テスラのビジネスモデルと利益の源泉を考えればヤバいのはテスラの方だと言えます。

だから“自動車”という既存概念外のIoTデバイス一つとしての乗り物という世界が彼らの生きる道となるでしょう。

テスラの利益の大半がCO2排出権取引から生み出されている現状(編集部注)を思うと、自動車メーカーや各国政府が声高に叫ぶ通りのペースでEV化が進んだ場合、その利益がなくなるからです。

もっとも、イーロン・マスクは自動車側の人間が考えないような壮大なことを考えているということがわかってきていますので、こんなことはどちらでもいいと本人は思っていると思いますが。テスラの先に何を見ているのか? 常人には想像もできないことを考えているように思うので、EVに気を取られすぎると気づいたら別のことが起こっていた、ということにもなりかねないので要注意です。

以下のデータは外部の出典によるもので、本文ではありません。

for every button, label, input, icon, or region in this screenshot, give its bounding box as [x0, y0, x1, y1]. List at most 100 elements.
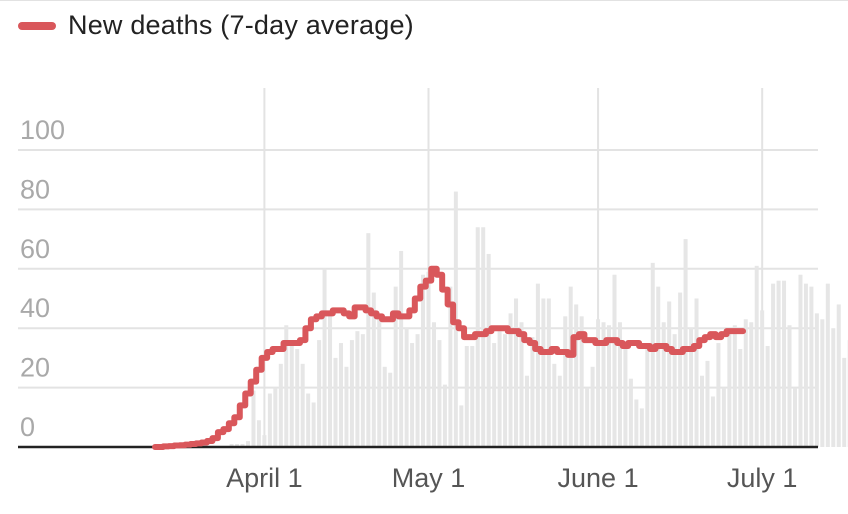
daily-bar: [579, 316, 584, 447]
daily-bar: [803, 283, 808, 447]
daily-bar: [782, 280, 787, 447]
daily-bar: [497, 331, 502, 447]
daily-bar: [765, 346, 770, 447]
daily-bar: [360, 334, 365, 447]
daily-bar: [727, 328, 732, 447]
daily-bar: [256, 420, 261, 447]
daily-bar: [322, 268, 327, 447]
daily-bar: [738, 348, 743, 447]
daily-bar: [289, 343, 294, 447]
daily-bar: [634, 399, 639, 447]
daily-bar: [792, 387, 797, 447]
daily-bar: [404, 328, 409, 447]
daily-bar: [574, 304, 579, 447]
y-tick-label: 100: [20, 115, 65, 145]
x-tick-label: April 1: [226, 463, 303, 493]
daily-bar: [814, 313, 819, 447]
daily-bars-layer: [229, 191, 848, 447]
y-tick-label: 40: [20, 293, 50, 323]
daily-bar: [442, 384, 447, 447]
daily-bar: [842, 357, 847, 447]
daily-bar: [448, 286, 453, 447]
top-divider: [0, 0, 848, 1]
daily-bar: [245, 441, 250, 447]
daily-bar: [251, 390, 256, 447]
daily-bar: [235, 444, 240, 447]
y-tick-label: 0: [20, 412, 35, 442]
daily-bar: [732, 325, 737, 447]
daily-bar: [705, 360, 710, 447]
daily-bar: [568, 286, 573, 447]
daily-bar: [229, 444, 234, 447]
daily-bar: [612, 274, 617, 447]
daily-bar: [710, 396, 715, 447]
daily-bar: [541, 298, 546, 447]
daily-bar: [262, 435, 267, 447]
daily-bar: [683, 239, 688, 447]
y-tick-label: 60: [20, 234, 50, 264]
seven-day-average-line: [152, 265, 747, 450]
daily-bar: [749, 322, 754, 447]
daily-bar: [366, 233, 371, 447]
daily-bar: [650, 262, 655, 447]
daily-bar: [524, 375, 529, 447]
y-tick-label: 20: [20, 353, 50, 383]
y-tick-label: 80: [20, 174, 50, 204]
daily-bar: [470, 346, 475, 447]
daily-bar: [776, 280, 781, 447]
daily-bar: [464, 346, 469, 447]
daily-bar: [530, 337, 535, 447]
daily-bar: [825, 283, 830, 447]
daily-bar: [535, 283, 540, 447]
daily-bar: [399, 250, 404, 447]
x-tick-labels: April 1 May 1 June 1 July 1: [226, 463, 797, 493]
daily-bar: [563, 316, 568, 447]
daily-bar: [557, 375, 562, 447]
daily-bar: [371, 292, 376, 447]
daily-bar: [267, 393, 272, 447]
x-tick-label: May 1: [392, 463, 466, 493]
daily-bar: [437, 340, 442, 447]
daily-bar: [382, 366, 387, 447]
daily-bar: [421, 274, 426, 447]
daily-bar: [295, 348, 300, 447]
daily-bar: [760, 310, 765, 447]
daily-bar: [716, 343, 721, 447]
daily-bar: [601, 322, 606, 447]
daily-bar: [661, 322, 666, 447]
daily-bar: [317, 340, 322, 447]
daily-bar: [503, 334, 508, 447]
daily-bar: [552, 363, 557, 447]
daily-bar: [623, 343, 628, 447]
daily-bar: [694, 298, 699, 447]
daily-bar: [377, 319, 382, 447]
daily-bar: [607, 325, 612, 447]
daily-bar: [306, 393, 311, 447]
daily-bar: [743, 319, 748, 447]
daily-bar: [328, 313, 333, 447]
daily-bar: [678, 292, 683, 447]
daily-bar: [831, 328, 836, 447]
daily-bar: [721, 387, 726, 447]
daily-bar: [754, 265, 759, 447]
daily-bar: [809, 286, 814, 447]
x-tick-label: July 1: [727, 463, 798, 493]
daily-bar: [820, 319, 825, 447]
daily-bar: [596, 319, 601, 447]
daily-bar: [240, 444, 245, 447]
daily-bar: [410, 343, 415, 447]
daily-bar: [311, 402, 316, 447]
daily-bar: [836, 304, 841, 447]
daily-bar: [355, 331, 360, 447]
daily-bar: [628, 378, 633, 447]
daily-bar: [431, 322, 436, 447]
legend: New deaths (7-day average): [18, 10, 414, 41]
daily-bar: [284, 325, 289, 447]
daily-bar: [492, 343, 497, 447]
daily-bar: [617, 322, 622, 447]
daily-bar: [508, 313, 513, 447]
daily-bar: [273, 387, 278, 447]
daily-bar: [645, 343, 650, 447]
daily-bar: [393, 286, 398, 447]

そんなテスラの刺激を受けて既存の自動車メーカーが進化する。それが今後の楽しみ。テスラとアウディe-tronの試乗を終えての率直な感想です。

注:アダプティブクルーズアシストとは?
高速道路などでの走行時、システムの制御の範囲でドライバーに代わって車間距離を一定に保ち、ブレーキ&アクセルを自動でコントロール。さらに、最高速度を設定すれば、その速度をキープし、設定されたスピードに達するとクルマが緩やかに速度を制御する「アダプティブクルーズコントロール*1」。車線のはみ出しをシステムが監視、フォローし、認識したレーン内の走行をキープする「アクティブレーンアシスト*2」。この2つの機能を統合することで、安全で快適なクルージングを、より高度にフォローする。高速道路などでの渋滞時にも、前方の車両に合わせ加速、減速、ステアリング操作までアシストし、運転のストレスを大幅に軽減します。

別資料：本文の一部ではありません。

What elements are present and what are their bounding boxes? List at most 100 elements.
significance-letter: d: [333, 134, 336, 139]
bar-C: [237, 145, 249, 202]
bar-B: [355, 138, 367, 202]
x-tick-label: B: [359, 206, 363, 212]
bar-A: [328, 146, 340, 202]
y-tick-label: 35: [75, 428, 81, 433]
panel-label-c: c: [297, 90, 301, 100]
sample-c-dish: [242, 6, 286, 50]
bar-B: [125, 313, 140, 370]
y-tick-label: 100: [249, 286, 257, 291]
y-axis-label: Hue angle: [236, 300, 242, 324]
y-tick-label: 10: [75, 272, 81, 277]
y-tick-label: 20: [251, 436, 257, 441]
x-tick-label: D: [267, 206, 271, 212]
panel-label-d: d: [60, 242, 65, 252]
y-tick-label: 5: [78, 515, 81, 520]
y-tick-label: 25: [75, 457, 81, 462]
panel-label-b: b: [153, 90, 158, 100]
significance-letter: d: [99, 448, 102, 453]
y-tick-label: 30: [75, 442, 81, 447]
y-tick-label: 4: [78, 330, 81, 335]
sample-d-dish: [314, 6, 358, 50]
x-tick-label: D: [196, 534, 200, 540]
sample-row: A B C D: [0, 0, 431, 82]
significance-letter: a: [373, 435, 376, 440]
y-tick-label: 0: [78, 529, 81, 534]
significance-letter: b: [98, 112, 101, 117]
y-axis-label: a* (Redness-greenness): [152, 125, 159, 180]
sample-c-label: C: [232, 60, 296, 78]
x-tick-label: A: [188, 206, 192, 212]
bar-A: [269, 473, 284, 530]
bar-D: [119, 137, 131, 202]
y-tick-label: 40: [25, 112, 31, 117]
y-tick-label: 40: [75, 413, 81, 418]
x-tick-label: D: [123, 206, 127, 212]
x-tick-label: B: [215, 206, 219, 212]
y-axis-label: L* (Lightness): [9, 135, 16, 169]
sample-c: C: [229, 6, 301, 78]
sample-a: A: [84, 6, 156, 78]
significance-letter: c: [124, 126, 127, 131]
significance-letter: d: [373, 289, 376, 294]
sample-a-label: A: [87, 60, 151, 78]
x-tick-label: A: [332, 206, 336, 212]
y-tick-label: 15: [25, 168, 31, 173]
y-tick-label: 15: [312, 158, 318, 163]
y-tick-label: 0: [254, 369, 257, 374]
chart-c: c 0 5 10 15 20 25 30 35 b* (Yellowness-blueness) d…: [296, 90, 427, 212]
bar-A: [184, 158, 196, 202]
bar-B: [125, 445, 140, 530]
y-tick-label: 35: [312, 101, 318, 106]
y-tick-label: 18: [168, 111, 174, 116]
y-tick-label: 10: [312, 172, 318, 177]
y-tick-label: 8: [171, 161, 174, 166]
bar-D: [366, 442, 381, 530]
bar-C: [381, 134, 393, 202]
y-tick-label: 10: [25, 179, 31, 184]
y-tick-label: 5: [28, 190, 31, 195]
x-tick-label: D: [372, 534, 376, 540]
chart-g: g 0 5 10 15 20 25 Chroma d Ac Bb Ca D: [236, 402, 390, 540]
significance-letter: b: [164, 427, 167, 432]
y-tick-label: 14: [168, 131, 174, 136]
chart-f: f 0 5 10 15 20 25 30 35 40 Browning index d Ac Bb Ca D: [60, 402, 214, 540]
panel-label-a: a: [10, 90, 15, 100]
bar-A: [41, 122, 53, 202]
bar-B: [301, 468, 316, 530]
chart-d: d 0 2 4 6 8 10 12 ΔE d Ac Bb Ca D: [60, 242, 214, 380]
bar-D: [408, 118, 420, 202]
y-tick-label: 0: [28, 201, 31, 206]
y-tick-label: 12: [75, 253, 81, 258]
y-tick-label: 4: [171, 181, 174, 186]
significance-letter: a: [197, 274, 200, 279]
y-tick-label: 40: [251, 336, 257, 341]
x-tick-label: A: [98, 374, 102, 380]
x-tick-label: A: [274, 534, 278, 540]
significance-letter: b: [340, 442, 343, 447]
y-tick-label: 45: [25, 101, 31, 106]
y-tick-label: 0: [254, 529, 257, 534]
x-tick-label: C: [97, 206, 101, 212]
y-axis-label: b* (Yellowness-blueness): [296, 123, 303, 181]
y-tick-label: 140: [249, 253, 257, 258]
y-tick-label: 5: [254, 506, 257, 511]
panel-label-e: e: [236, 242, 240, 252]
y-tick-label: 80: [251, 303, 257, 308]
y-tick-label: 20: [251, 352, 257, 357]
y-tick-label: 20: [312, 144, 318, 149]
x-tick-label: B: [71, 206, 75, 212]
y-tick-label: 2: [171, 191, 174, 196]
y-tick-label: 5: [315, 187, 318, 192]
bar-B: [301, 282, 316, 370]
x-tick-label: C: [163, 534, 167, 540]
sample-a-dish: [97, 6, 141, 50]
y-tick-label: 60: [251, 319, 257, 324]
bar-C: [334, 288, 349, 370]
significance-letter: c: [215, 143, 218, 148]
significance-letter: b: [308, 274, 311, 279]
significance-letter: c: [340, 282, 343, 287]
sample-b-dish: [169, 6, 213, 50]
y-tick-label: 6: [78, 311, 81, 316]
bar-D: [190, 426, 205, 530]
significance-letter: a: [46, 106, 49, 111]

*1 Audi e-tron/e-tron Sportback 50 quattro S lineに標準装備。Audi e-tron 50 quattro advancedにアシスタンスパッケージとしてセットオプション。
*2 約0km/h ~ 200km/hでの走行中に限る。

編集部注:テスラは2020年には50万台近く販売し、今年も販売台数を増加させており、売上は排出権からEVそのものにシフトしてきているのが現状であると伝えられている。

(取材・写真・文:大田中秀一)

大田中秀一
大田中秀一

乗りもの、特にクルマ好きで、見ること、乗ること、買うこと、しゃべることすべてが好き。特に運転が好き。ハンドルを見るととにかく運転したくなる。世界各国のディーラーを中心に試乗台数したクルマはのべ1,000台を超える。5年間のレース参戦経験を活かし、レーシングスクールインストラクター(見習い)も時々務める。大型二種免許も所持していて、運転技術や安全運転に関しての研究も行なう。モビリティに関わることすべてを興味のままに取材、自動車専門誌並びにweb、経済ニュースサイトなどに寄稿している。世界のマイナーモーターショーウォッチャー、アセアン・ジャパニーズ・モータージャーナリスト・アソシエーション会長、インドネシアにも拠点がある無意識アセアンウォッチャー。実は電池の世界もちょっとだけ知っている。